Clinical cancer staging traditionally requires specialized expertise to interpret complex imaging reports, creating bottlenecks in diagnosis and treatment planning. This constraint becomes particularly challenging when analyzing large datasets for research or quality improvement initiatives across healthcare systems.

Two advanced AI language models demonstrated remarkable precision in analyzing prostate cancer staging from PSMA PET-CT scan reports, with Gemini 2.5 Pro achieving 93.8% accuracy and ChatGPT 4o reaching 91.3% accuracy when compared to expert nuclear medicine specialists. Both systems successfully classified tumor stage, lymph node involvement, metastasis status, and overall disease volume using structured prompts embedded with established clinical criteria. The AI models processed unstructured Turkish-language radiology reports and extracted standardized staging information with Cohen's kappa values exceeding 0.87, indicating near-expert agreement levels.

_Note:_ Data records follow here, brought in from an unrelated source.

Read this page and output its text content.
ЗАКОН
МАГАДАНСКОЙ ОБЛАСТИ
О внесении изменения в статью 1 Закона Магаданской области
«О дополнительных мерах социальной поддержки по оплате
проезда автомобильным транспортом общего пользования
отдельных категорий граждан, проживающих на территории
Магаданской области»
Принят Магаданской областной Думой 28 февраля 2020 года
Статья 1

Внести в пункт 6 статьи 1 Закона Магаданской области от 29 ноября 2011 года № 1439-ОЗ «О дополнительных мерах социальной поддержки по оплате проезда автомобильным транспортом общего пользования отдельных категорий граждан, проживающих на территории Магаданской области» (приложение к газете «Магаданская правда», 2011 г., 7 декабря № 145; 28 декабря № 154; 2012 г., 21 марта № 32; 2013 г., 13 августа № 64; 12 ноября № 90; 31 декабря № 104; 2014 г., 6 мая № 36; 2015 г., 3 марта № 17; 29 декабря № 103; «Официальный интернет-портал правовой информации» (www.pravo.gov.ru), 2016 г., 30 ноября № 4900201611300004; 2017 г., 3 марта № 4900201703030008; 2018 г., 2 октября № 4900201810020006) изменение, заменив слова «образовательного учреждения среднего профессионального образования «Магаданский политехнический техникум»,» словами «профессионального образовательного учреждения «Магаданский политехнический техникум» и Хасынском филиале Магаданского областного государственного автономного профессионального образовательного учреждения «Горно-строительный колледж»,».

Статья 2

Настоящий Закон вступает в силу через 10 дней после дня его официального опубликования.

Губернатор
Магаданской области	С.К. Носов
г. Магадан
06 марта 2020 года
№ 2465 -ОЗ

This performance represents a significant advancement in medical AI applications, as cancer staging requires multi-step clinical reasoning rather than simple pattern recognition. The ability to automatically parse narrative radiology reports could accelerate treatment decisions, enable large-scale retrospective studies, and standardize staging across institutions with varying expertise levels. However, the study's limitation to 80 reports and single-language testing suggests cautious implementation. While these results indicate AI could serve as a valuable clinical decision support tool, the technology likely functions best as an augmentation to, rather than replacement for, specialized radiological expertise in oncology care pathways.